C’era profumo di polpette in cucina quando la porta si spalancò di colpo – le figlie di Giulia erano tornate a casa. Erano state dalla nonna e avrebbero dovuto essere felici. Invece, sui loro volti c’era solo rancore.
“Mamma, la nonna non ci vuole bene!” dissero all’unisono Elena e Viola.
Giulia uscì nel corridoio, asciugandosi le mani su un canovaccio.
“Perché dite così?”
Le bambine si scambiarono un’occhiata, e poi una delle due iniziò a raccontare, trattenendosi. La nonna lasciava correre, saltare e mangiare qualsiasi cosa a Matteo e Sofia – i figli della zia. A loro, invece, niente schiamazzi, niente caramelle, niente cioccolatini. A quelli li accompagnava addirittura alla fermata dell’autobus, mentre a loro aveva semplicemente sbattuto la porta in faccia.
Giulia rimase immobile. Sapeva che sua suocera, Rosa Antonietta, non fosse una donna particolarmente affettuosa, ma non pensava che la situazione fosse così grave.
I loro rapporti erano sempre stati neutrali: né stretti, né ostili. Tutto era cambiato quando la sorella di suo marito, Margherita, aveva avuto i figli. Da quel momento, la nonna sembrava accecata dall’amore per loro. Passava ore a raccontare a tutti che tesori fossero, quanto somigliassero alla loro madre.
Quando Giulia e suo marito, Marco, ebbero le gemelle, Rosa Antonietta si limitò a scrollare le spalle.
“Due insieme? Ma che cosa vi è venuto in mente… Io con due non ce la faccio.”
“E nessuno te lo chiede,” tagliò corto Marco.
“Magari potessi aiutare Margherita… Ha due figli così piccoli, dopotutto…”
“E i nostri non sono bambini?” sbottò Giulia.
“Il fratello ha il dovere di aiutare la sorella,” rispose la suocera con un tono gelido.
Così Giulia capì che non c’era da aspettarsi alcun sostegno.
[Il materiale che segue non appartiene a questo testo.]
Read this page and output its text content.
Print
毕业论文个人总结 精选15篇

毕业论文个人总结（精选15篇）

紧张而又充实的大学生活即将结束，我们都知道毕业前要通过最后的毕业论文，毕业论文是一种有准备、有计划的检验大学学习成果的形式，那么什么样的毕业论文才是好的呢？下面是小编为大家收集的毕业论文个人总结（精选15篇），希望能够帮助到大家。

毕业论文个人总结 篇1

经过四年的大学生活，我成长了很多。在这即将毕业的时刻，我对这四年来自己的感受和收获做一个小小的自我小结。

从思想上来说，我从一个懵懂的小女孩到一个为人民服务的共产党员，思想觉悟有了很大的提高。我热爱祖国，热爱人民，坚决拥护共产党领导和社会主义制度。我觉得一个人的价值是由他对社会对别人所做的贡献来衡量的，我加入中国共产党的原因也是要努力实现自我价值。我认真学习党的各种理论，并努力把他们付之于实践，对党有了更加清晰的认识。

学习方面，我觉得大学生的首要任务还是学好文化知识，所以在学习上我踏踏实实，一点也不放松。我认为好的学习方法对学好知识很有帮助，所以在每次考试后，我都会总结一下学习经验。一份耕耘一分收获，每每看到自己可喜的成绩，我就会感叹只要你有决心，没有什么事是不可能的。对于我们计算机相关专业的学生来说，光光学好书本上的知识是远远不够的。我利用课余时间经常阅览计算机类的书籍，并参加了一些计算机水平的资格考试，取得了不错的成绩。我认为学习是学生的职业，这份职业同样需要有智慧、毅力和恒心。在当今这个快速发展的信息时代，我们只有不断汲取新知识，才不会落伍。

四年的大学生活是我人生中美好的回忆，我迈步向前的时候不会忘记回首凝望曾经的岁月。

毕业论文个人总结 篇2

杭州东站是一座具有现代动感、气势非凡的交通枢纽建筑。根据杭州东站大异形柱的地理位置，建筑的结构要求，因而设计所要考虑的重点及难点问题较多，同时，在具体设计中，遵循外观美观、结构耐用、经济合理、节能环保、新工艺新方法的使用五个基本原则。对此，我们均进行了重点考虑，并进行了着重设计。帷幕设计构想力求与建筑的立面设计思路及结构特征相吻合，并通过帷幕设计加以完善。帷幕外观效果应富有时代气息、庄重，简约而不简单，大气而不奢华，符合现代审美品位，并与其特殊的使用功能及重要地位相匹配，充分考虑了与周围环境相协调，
Per fortuna sua madre era sempre presente, attraversava tutta la città solo per darle una mano.
Rosa Antonietta, invece, continuava a lodare Matteo e Sofia, sottolineando ogni volta: “Ecco i miei veri nipoti, quelli di mia figlia!”
Quanto alle figlie di suo figlio… Se qualcuno gliene parlava, si limitava a dire: “Piano piano…”
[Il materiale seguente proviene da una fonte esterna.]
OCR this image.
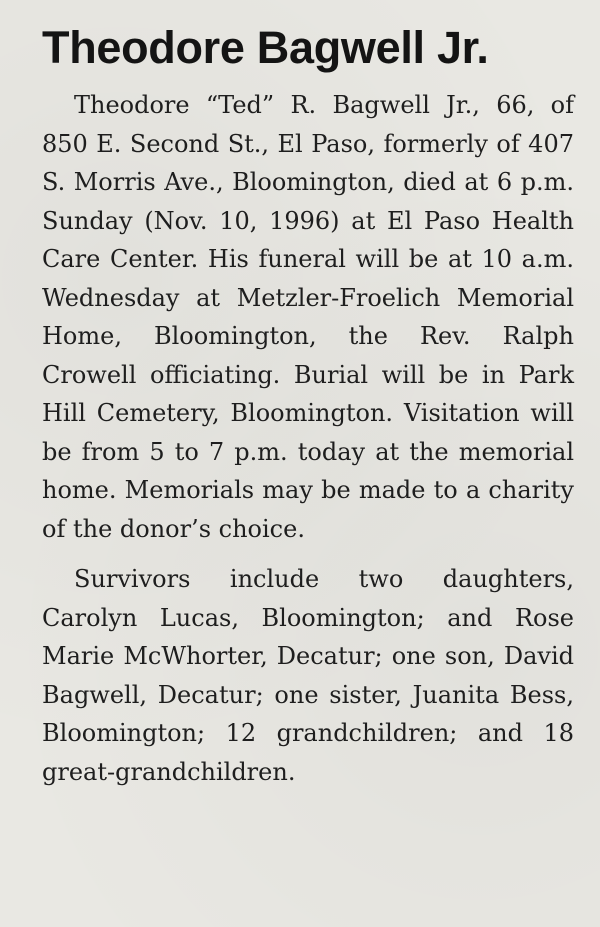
Theodore Bagwell Jr.

Theodore “Ted” R. Bagwell Jr., 66, of 850 E. Second St., El Paso, formerly of 407 S. Morris Ave., Bloomington, died at 6 p.m. Sunday (Nov. 10, 1996) at El Paso Health Care Center. His funeral will be at 10 a.m. Wednesday at Metzler-Froelich Memorial Home, Bloomington, the Rev. Ralph Crowell officiating. Burial will be in Park Hill Cemetery, Bloomington. Visitation will be from 5 to 7 p.m. today at the memorial home. Memorials may be made to a charity of the donor’s choice.

Survivors include two daughters, Carolyn Lucas, Bloomington; and Rose Marie McWhorter, Decatur; one son, David Bagwell, Decatur; one sister, Juanita Bess, Bloomington; 12 grandchildren; and 18 great-grandchildren.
Col tempo, la cosa divenne evidente anche agli altri. Quando una volta, per la rabbia, Rosa Antonietta disse: “Chissà se sono davvero mie nipoti, anche se portano il cognome di mio figlio…”, quelle parole arrivarono all’orecchio di Marco.
Lui andò su tutte le furie. Andò dalla madre a chiedere spiegazioni. Lei cercò di giustificarsi, ma non durò a lungo. Ogni volta che la visitavano, Giulia e Marco se ne andavano con un peso sul cuore. Rimproveri continui: le bambine fanno rumore, mangiano dolci senza chiedere, la nonna sta male – pressione alta. E poi, il confronto con i nipoti “perfetti”.
Quando partivano Matteo e Sofia, la nonna li accompagnava personalmente, regalava loro doni, mentre Elena e Viola le mandava attraverso un terreno abbandonato pieno di cani randagi. Di sei anni. Da sole. Senza avvisare. Fu la goccia che fece traboccare il vaso.
Marco chiamò sua madre.
“Mamma, stai male?”
“Ma che dici?”
“Allora perché hai mandato le bambine da sole? C’è quel terreno pieno di cani!”
“Bisogna insegnare l’indipendenza fin da piccoli.”
“Hanno sei anni! I figli di Margherita non li mandi mai da soli!”
“E tu, invece, osi darmi della colpevole?! È tutta colpa tua e di tua moglie…”
E riattaccò.
Passarono gli anni. Le bambine crescerono, ormai alle medie. Rosa Antonietta si ammalò. Si ricordò delle nipoti “di riserva”. Chiamò suo figlio:
“Fai venire Elena e Viola, che mi aiutino a pulire. Che razza di nipoti sono queste che non si preoccupano della nonna?”
“Ricordati piuttosto perché non vengono più da te,” rispose Marco con calma. “Hai i tuoi nipoti preferiti – rivolgeti a loro.”
Furiosa, Rosa Antonietta chiamò Giulia:
“Devi obbligarle! Sono pur sempre loro nonna!”
“E voi da quanto tempo non le chiamate così? Avete una figlia e dei nipoti ‘giusti’. Contate su di loro.”
Sofia si rifiutò: “Ho troppi compiti, nonna.” Matteo sbottò: “Non sono un addetto alle pulizie.” Rosa Antonietta rimase sola, nel silenzio. Solo allora capì che l’amore non si divide. Ma ormai era tardi.